If the NFL regular season ended today, the Vikings would hold the top seed in the NFC and home-field advantage throughout the playoffs for the first time since 1998.
But there is lots of football left.
The two most important games the Vikings will play the rest of this year, in terms of home-field advantage, might be Sunday at the Panthers and Dec. 31 against the Bears.
After the Philadelphia Eagles (10-2, 8-1 NFC) lost for the second time this season — and first to an NFC opponent — Sunday to the Seattle Seahawks, the Vikings (10-2, 8-1) vaulted from the second spot to the top perch in the conference, by virtue of a tiebreaker. For the purposes of this discussion, let's consider just the Vikings and Eagles, but not the Rams and Saints, both of whom are 9-3, lead their divisions and have lost to the Vikings.
The Vikings and Eagles are both undefeated against common opponents (Bears, Redskins), but the combined winning percentage of the teams the Vikings have defeated is .467, while the Eagles' strength of victory is just .375. That, for the moment, puts the Vikings ahead of Philadelphia.

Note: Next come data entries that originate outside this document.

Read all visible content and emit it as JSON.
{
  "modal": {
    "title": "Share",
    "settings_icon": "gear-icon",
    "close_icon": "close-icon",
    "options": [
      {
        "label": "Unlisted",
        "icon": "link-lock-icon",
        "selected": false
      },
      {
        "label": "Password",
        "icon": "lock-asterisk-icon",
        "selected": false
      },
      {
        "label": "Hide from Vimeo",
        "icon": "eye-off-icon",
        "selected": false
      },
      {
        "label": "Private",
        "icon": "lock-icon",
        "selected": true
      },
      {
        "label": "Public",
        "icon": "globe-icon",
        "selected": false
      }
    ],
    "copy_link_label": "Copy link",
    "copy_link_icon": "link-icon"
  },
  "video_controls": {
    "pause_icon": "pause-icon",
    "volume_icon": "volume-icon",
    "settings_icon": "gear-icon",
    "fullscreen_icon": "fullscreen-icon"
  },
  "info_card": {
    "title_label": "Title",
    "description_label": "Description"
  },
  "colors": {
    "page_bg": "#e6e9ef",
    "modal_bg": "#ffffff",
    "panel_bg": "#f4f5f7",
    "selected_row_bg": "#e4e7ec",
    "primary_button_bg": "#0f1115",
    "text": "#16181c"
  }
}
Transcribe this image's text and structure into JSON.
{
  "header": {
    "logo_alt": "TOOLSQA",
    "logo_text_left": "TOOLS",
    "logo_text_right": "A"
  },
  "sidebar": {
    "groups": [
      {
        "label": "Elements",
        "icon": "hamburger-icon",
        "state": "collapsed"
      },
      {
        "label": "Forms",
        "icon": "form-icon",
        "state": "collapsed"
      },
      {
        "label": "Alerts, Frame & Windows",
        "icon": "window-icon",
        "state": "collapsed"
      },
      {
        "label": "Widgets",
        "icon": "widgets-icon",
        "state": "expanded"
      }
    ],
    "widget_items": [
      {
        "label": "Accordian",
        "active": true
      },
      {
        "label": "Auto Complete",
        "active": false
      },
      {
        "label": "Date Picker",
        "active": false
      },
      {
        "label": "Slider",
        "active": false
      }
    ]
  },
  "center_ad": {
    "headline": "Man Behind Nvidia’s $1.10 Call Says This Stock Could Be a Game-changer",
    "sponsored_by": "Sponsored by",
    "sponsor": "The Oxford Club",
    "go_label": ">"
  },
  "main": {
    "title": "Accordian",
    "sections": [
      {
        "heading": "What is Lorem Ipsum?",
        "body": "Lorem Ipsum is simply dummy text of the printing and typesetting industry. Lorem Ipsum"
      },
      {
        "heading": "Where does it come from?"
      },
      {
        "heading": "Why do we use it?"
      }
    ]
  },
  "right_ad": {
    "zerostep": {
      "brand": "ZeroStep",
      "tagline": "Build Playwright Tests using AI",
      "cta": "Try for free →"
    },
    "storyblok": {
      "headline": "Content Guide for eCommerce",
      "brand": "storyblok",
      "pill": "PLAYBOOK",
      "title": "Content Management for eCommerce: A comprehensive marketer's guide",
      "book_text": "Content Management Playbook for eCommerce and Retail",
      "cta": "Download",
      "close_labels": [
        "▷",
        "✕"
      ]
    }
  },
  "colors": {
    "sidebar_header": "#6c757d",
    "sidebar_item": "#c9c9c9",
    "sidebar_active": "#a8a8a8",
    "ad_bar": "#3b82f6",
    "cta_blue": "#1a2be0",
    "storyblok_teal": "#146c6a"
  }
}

But only for the moment — which brings us to why Week 14 is so important.
After the Vikings play the Panthers and the Eagles play the Rams on Sunday, the two teams will have four common opponents (Bears, Redskins, Panthers, Rams). That leaves the Bears at the Vikings in Week 17 as the division leaders' final common opponent.
The Vikings are 3-0 against their common opponents with the Eagles, while the Eagles are 4-0, having beaten the Redskins twice already, as well as the Bears and Panthers once. That means their games Sunday against the Panthers and Rams are pivotal in the seeding race.